A group of public defenders in New York said in a joint statement recently that Adams’ recently released program to combat gun violence centers on “discredited punitive and surveillance-based strategies” and decried, among other things, his plans to try some teenagers as adults for gun possession and an increase in the use of facial recognition. Adams has also toyed with bringing back a revised version of stop-and-frisk — the notorious search policy that was struck down as unconstitutional in 2013 because it systematized racial profiling — despite no evidence of its efficacy and the possibility that floating the idea vaguely could encourage police offers to revert to racial profiling. (An exception to this trend has been Adams' support for violence interruption programs, which progressive reformers support.)

Returning to ideas from the era of mass incarceration out of political expediency would be shameful.

Adams is potent for Democrats because he can talk credibly as an insider about the shortcomings of the police and the importance of police reform — but also turn the clock back on reforms in the same breath.

Biden’s decision to shine a light on Adams raises the possibility that the party is not only backing away from reform but in fact swinging in the opposite direction.

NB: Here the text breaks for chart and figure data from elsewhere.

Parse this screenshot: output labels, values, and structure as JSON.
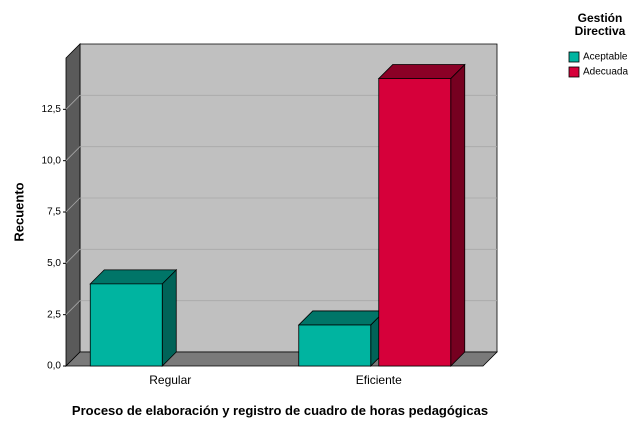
{
  "chart_data": {
    "type": "bar3d",
    "categories": [
      "Regular",
      "Eficiente"
    ],
    "series": [
      {
        "name": "Aceptable",
        "color": "#00b4a0",
        "values": [
          4,
          2
        ]
      },
      {
        "name": "Adecuada",
        "color": "#d6003a",
        "values": [
          null,
          14
        ]
      }
    ],
    "ylim": [
      0,
      15
    ],
    "yticks": [
      {
        "value": 0,
        "label": "0,0"
      },
      {
        "value": 2.5,
        "label": "2,5"
      },
      {
        "value": 5,
        "label": "5,0"
      },
      {
        "value": 7.5,
        "label": "7,5"
      },
      {
        "value": 10,
        "label": "10,0"
      },
      {
        "value": 12.5,
        "label": "12,5"
      }
    ],
    "ylabel": "Recuento",
    "xlabel": "Proceso de elaboración y registro de cuadro de horas pedagógicas",
    "legend_title": "Gestión Directiva",
    "grid": true
  }
}
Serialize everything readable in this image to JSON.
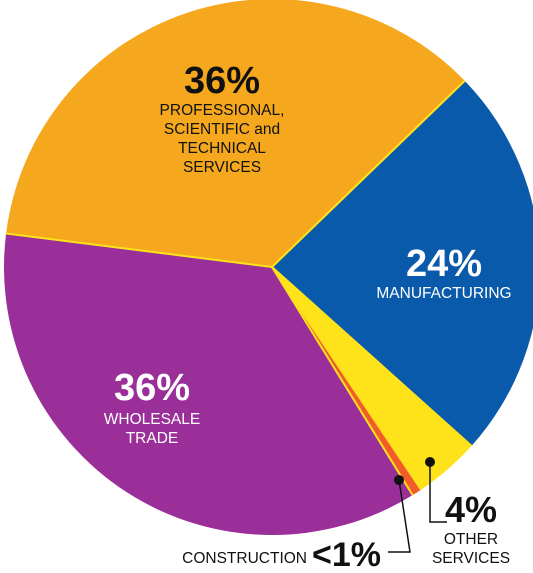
{
  "chart_data": {
    "type": "pie",
    "title": "",
    "slices": [
      {
        "key": "manufacturing",
        "pct_label": "24%",
        "name_lines": [
          "MANUFACTURING"
        ],
        "value": 24,
        "color": "#0a5aab"
      },
      {
        "key": "other",
        "pct_label": "4%",
        "name_lines": [
          "OTHER",
          "SERVICES"
        ],
        "value": 4,
        "color": "#ffe31a"
      },
      {
        "key": "construction",
        "pct_label": "<1%",
        "name_lines": [
          "CONSTRUCTION"
        ],
        "value": 0.6,
        "color": "#f25c29"
      },
      {
        "key": "wholesale",
        "pct_label": "36%",
        "name_lines": [
          "WHOLESALE",
          "TRADE"
        ],
        "value": 36,
        "color": "#9b2f99"
      },
      {
        "key": "professional",
        "pct_label": "36%",
        "name_lines": [
          "PROFESSIONAL,",
          "SCIENTIFIC and",
          "TECHNICAL",
          "SERVICES"
        ],
        "value": 36,
        "color": "#f5a81e"
      }
    ],
    "legend": "none"
  }
}
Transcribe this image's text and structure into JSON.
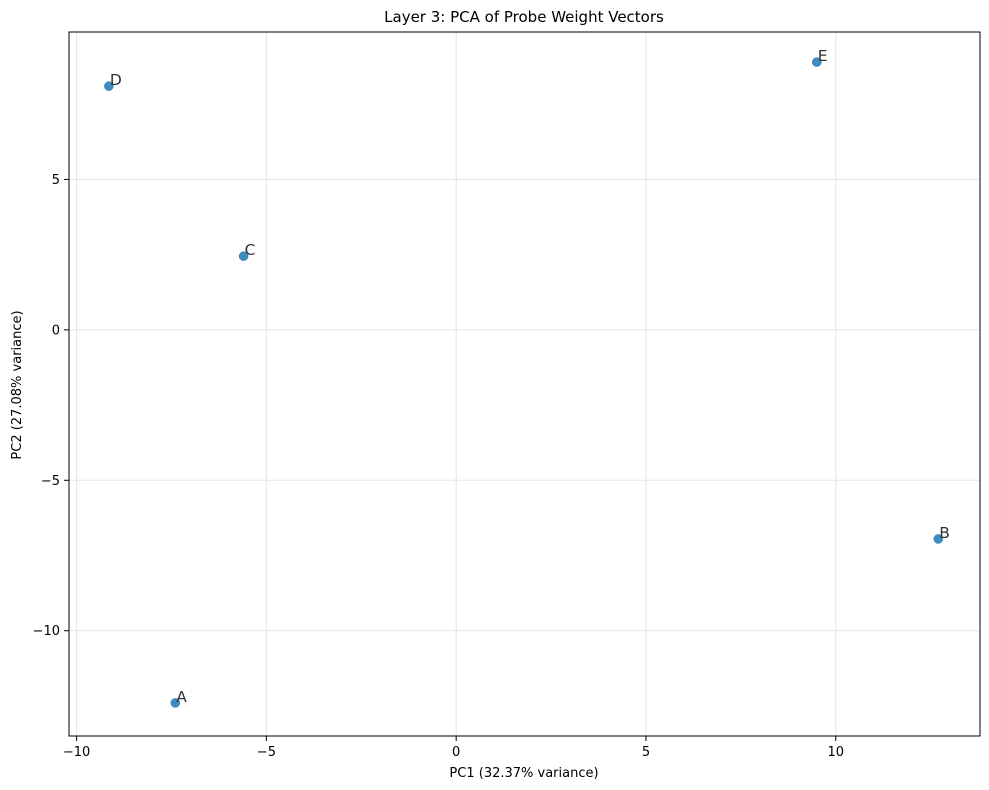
{
  "chart_data": {
    "type": "scatter",
    "title": "Layer 3: PCA of Probe Weight Vectors",
    "xlabel": "PC1 (32.37% variance)",
    "ylabel": "PC2 (27.08% variance)",
    "xlim": [
      -10.2,
      13.8
    ],
    "ylim": [
      -13.5,
      9.9
    ],
    "xticks": [
      -10,
      -5,
      0,
      5,
      10
    ],
    "xtick_labels": [
      "−10",
      "−5",
      "0",
      "5",
      "10"
    ],
    "yticks": [
      -10,
      -5,
      0,
      5
    ],
    "ytick_labels": [
      "−10",
      "−5",
      "0",
      "5"
    ],
    "grid": true,
    "marker_color": "#1f77b4",
    "points": [
      {
        "label": "A",
        "x": -7.4,
        "y": -12.4
      },
      {
        "label": "B",
        "x": 12.7,
        "y": -6.95
      },
      {
        "label": "C",
        "x": -5.6,
        "y": 2.45
      },
      {
        "label": "D",
        "x": -9.15,
        "y": 8.1
      },
      {
        "label": "E",
        "x": 9.5,
        "y": 8.9
      }
    ]
  }
}
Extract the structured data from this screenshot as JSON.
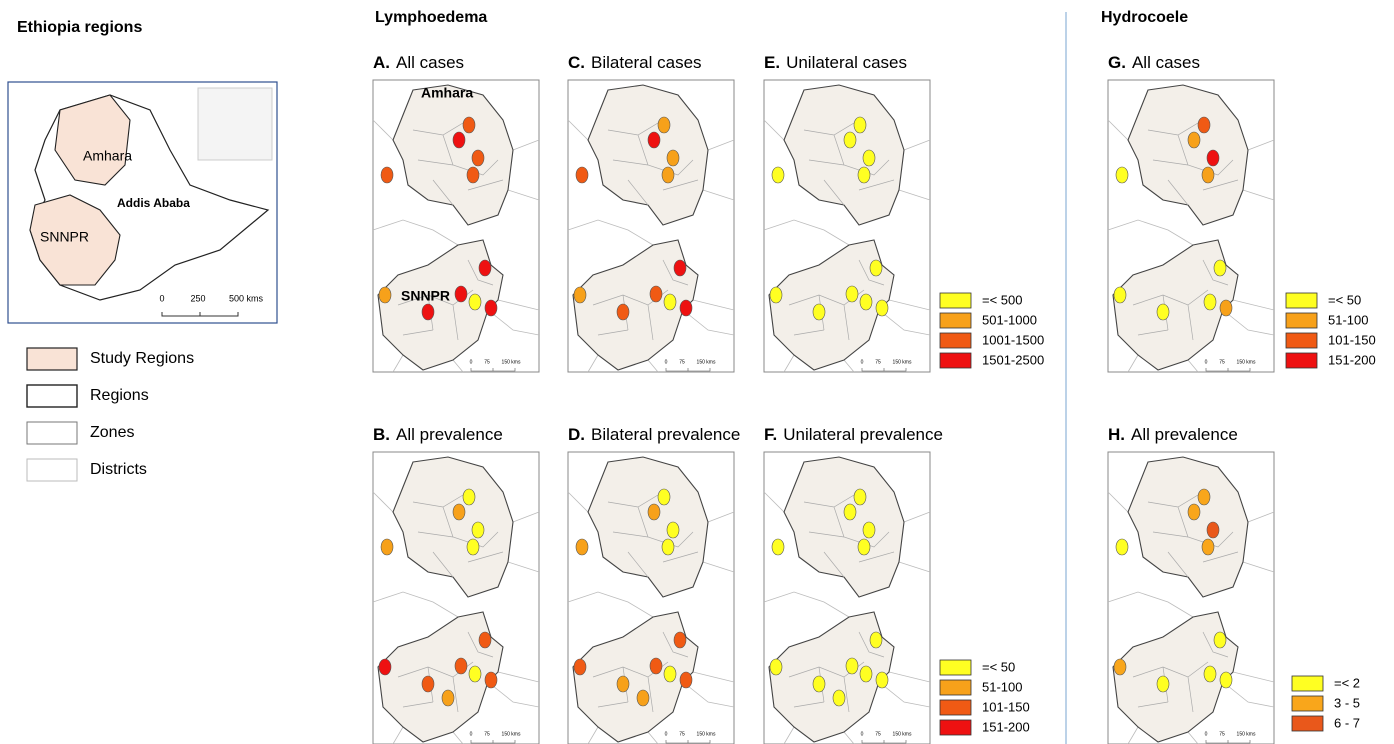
{
  "overview": {
    "title": "Ethiopia regions",
    "labels": [
      "Amhara",
      "Addis Ababa",
      "SNNPR"
    ],
    "scale": [
      "0",
      "250",
      "500 kms"
    ]
  },
  "key": [
    "Study Regions",
    "Regions",
    "Zones",
    "Districts"
  ],
  "sections": [
    "Lymphoedema",
    "Hydrocoele"
  ],
  "panels": [
    {
      "letter": "A.",
      "title": "All cases"
    },
    {
      "letter": "B.",
      "title": "All prevalence"
    },
    {
      "letter": "C.",
      "title": "Bilateral cases"
    },
    {
      "letter": "D.",
      "title": "Bilateral prevalence"
    },
    {
      "letter": "E.",
      "title": "Unilateral cases"
    },
    {
      "letter": "F.",
      "title": "Unilateral prevalence"
    },
    {
      "letter": "G.",
      "title": "All cases"
    },
    {
      "letter": "H.",
      "title": "All prevalence"
    }
  ],
  "map_labels": [
    "Amhara",
    "SNNPR"
  ],
  "map_scale": [
    "0",
    "75",
    "150 kms"
  ],
  "legends": [
    {
      "items": [
        {
          "label": "=< 500",
          "color": "#ffff22"
        },
        {
          "label": "501-1000",
          "color": "#f7a11a"
        },
        {
          "label": "1001-1500",
          "color": "#f05a14"
        },
        {
          "label": "1501-2500",
          "color": "#ee1111"
        }
      ]
    },
    {
      "items": [
        {
          "label": "=< 50",
          "color": "#ffff22"
        },
        {
          "label": "51-100",
          "color": "#f7a11a"
        },
        {
          "label": "101-150",
          "color": "#f05a14"
        },
        {
          "label": "151-200",
          "color": "#ee1111"
        }
      ]
    },
    {
      "items": [
        {
          "label": "=< 50",
          "color": "#ffff22"
        },
        {
          "label": "51-100",
          "color": "#f7a11a"
        },
        {
          "label": "101-150",
          "color": "#f05a14"
        },
        {
          "label": "151-200",
          "color": "#ee1111"
        }
      ]
    },
    {
      "items": [
        {
          "label": "=< 2",
          "color": "#ffff22"
        },
        {
          "label": "3 - 5",
          "color": "#f9a61b"
        },
        {
          "label": "6 - 7",
          "color": "#e9581b"
        }
      ]
    }
  ]
}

In fairness to Biden and congressional Democrats, their efforts to pass even incredibly incremental reform last year were blocked by Republican senators so resistant to negotiation that even police organizations were frustrated. But the Biden administration, which has always stridently rejected defund the police proposals and did so again on Thursday, has strived in recent months to develop an even warmer relationship with police, and may be to be backing off of an executive order guidance that would raise use-of-force standards that police are pushing back against.

Rising crime rates warrant a serious policy response from the Democrats. But seriousness should not be conflated with the spectacle of toughness or domination. Much of Adams’ and Biden’s behavior is fueled by fear of looking weak or getting on the wrong side of the police — a group that fiercely objects to any constraints on its power and will inevitably side with Republicans or any figure that promises them less accountability when possible. Returning to ideas from the era of mass incarceration out of political expediency would be shameful, and the real act of weakness.